Reading Time: 1-2 minutes
Monday, October 21, 2019
Dave, in Acts 16:14, did God give Lydia faith?
When Paul and Silas were in Philippi, they spoke to women who had gathered at the river outside the city gate to pray. One of the women was Lydia, and ―the Lord opened her heart to respond to the things spoken by Paul‖ (16:14). The Greek διανοίγω (“opened”) refers to the opening of the eyes to make understanding possible and enable perception. Many of the New Testament occurrences of kardia (heart) refer to the mind, as it does here. God opened the “eyes” of Lydia’s heart as if removing a mental veil (2 Cor 4:3-4) so that she would understand and respond. He enabled her to understand Paul’s message so that she could believe and be saved. But opening her heart (or understanding) is not the same as giving her faith. Acts 16 does not say God gave her faith. Instead, He enabled her to understand so that she could exercise faith.

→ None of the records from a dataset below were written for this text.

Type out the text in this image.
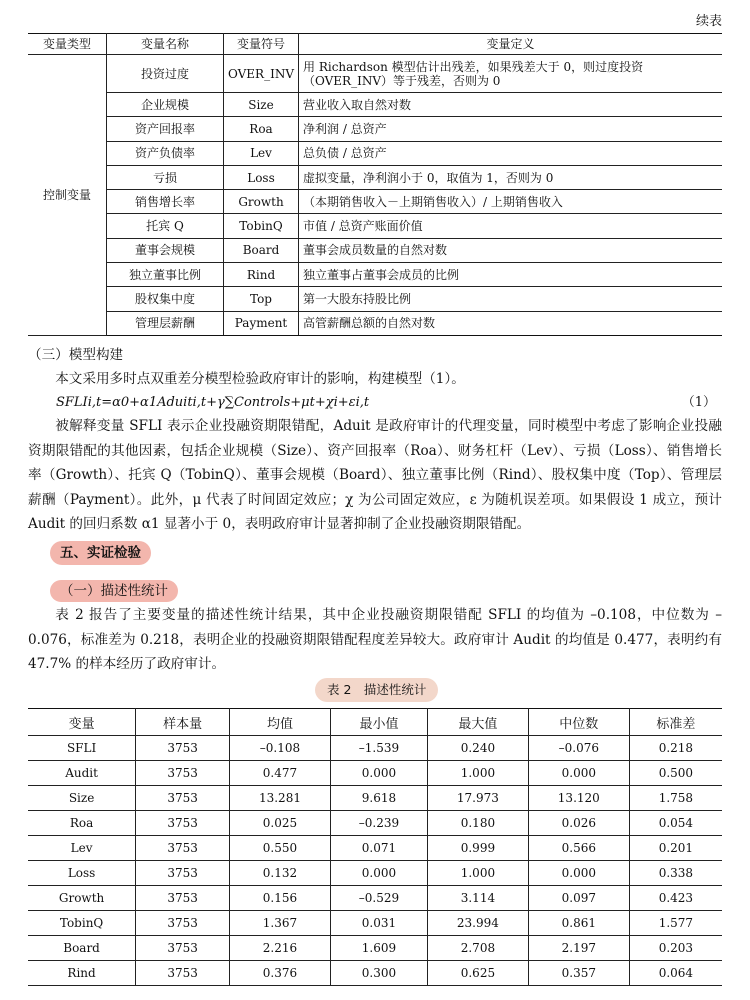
续表
变量类型	变量名称	变量符号	变量定义
控制变量	投资过度	OVER_INV	用 Richardson 模型估计出残差，如果残差大于 0，则过度投资（OVER_INV）等于残差，否则为 0
	企业规模	Size	营业收入取自然对数
	资产回报率	Roa	净利润 / 总资产
	资产负债率	Lev	总负债 / 总资产
	亏损	Loss	虚拟变量，净利润小于 0，取值为 1，否则为 0
	销售增长率	Growth	（本期销售收入－上期销售收入）/ 上期销售收入
	托宾 Q	TobinQ	市值 / 总资产账面价值
	董事会规模	Board	董事会成员数量的自然对数
	独立董事比例	Rind	独立董事占董事会成员的比例
	股权集中度	Top	第一大股东持股比例
	管理层薪酬	Payment	高管薪酬总额的自然对数
（三）模型构建
本文采用多时点双重差分模型检验政府审计的影响，构建模型（1）。
SFLIi,t=α0+α1Aduiti,t+γ∑Controls+μt+χi+εi,t	（1）
被解释变量 SFLI 表示企业投融资期限错配，Aduit 是政府审计的代理变量，同时模型中考虑了影响企业投融资期限错配的其他因素，包括企业规模（Size）、资产回报率（Roa）、财务杠杆（Lev）、亏损（Loss）、销售增长率（Growth）、托宾 Q（TobinQ）、董事会规模（Board）、独立董事比例（Rind）、股权集中度（Top）、管理层薪酬（Payment）。此外，μ 代表了时间固定效应；χ 为公司固定效应，ε 为随机误差项。如果假设 1 成立，预计 Audit 的回归系数 α1 显著小于 0，表明政府审计显著抑制了企业投融资期限错配。
五、实证检验
（一）描述性统计
表 2 报告了主要变量的描述性统计结果，其中企业投融资期限错配 SFLI 的均值为 –0.108，中位数为 –0.076，标准差为 0.218，表明企业的投融资期限错配程度差异较大。政府审计 Audit 的均值是 0.477，表明约有 47.7% 的样本经历了政府审计。
表 2　描述性统计
变量	样本量	均值	最小值	最大值	中位数	标准差
SFLI	3753	–0.108	–1.539	0.240	–0.076	0.218
Audit	3753	0.477	0.000	1.000	0.000	0.500
Size	3753	13.281	9.618	17.973	13.120	1.758
Roa	3753	0.025	–0.239	0.180	0.026	0.054
Lev	3753	0.550	0.071	0.999	0.566	0.201
Loss	3753	0.132	0.000	1.000	0.000	0.338
Growth	3753	0.156	–0.529	3.114	0.097	0.423
TobinQ	3753	1.367	0.031	23.994	0.861	1.577
Board	3753	2.216	1.609	2.708	2.197	0.203
Rind	3753	0.376	0.300	0.625	0.357	0.064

Paul wrote in Romans 3:11, “There is none who understands, there is none who seeks for God.” However, God was drawing (cf. John 6:44-45) Lydia to Himself before Paul arrived. Nevertheless, giving a person the ability to understand differs from giving him or her faith to believe. God enlightened (a type of drawing) Lydia so that she could believe, but it was still her faith, not God’s gift of faith.
God granted her further revelation as a response to her positive reception of the truth He had already given her. God will not reject a sincere seeker. Luke signals Paul as the speaker, beginning to focus on him (cf. 16:17–18). That God opened her heart signifies that He granted Lydia comprehension of the saving message. The opening of the heart does not equate with believing, which occurs as a result of this opening, nor with regeneration, which occurs at the moment of faith, not before (cf. 16:31). The things spoken by Paul would have centered on the Gospel.
Sources Used
Bauer, Walter, William F. Arndt, and F. Wilbur Gingrich, A Greek English Lexicon of the New Testament and Other Early Christian Literature, 3rd ed., rev. and ed. Frederick W. Danker, 234.
Lopez, René A. “Is Faith a Gift from God or a Human Exercise?” Bibliotheca Sacra 164 (July-September 2007): 259-276.
Valdés, Alberto S. “The Acts of the Apostles.” The Grace New Testament Commentary. Ed. Robert N. Wilkin. Denton, TX: Grace Evangelical Society, 2010. 566.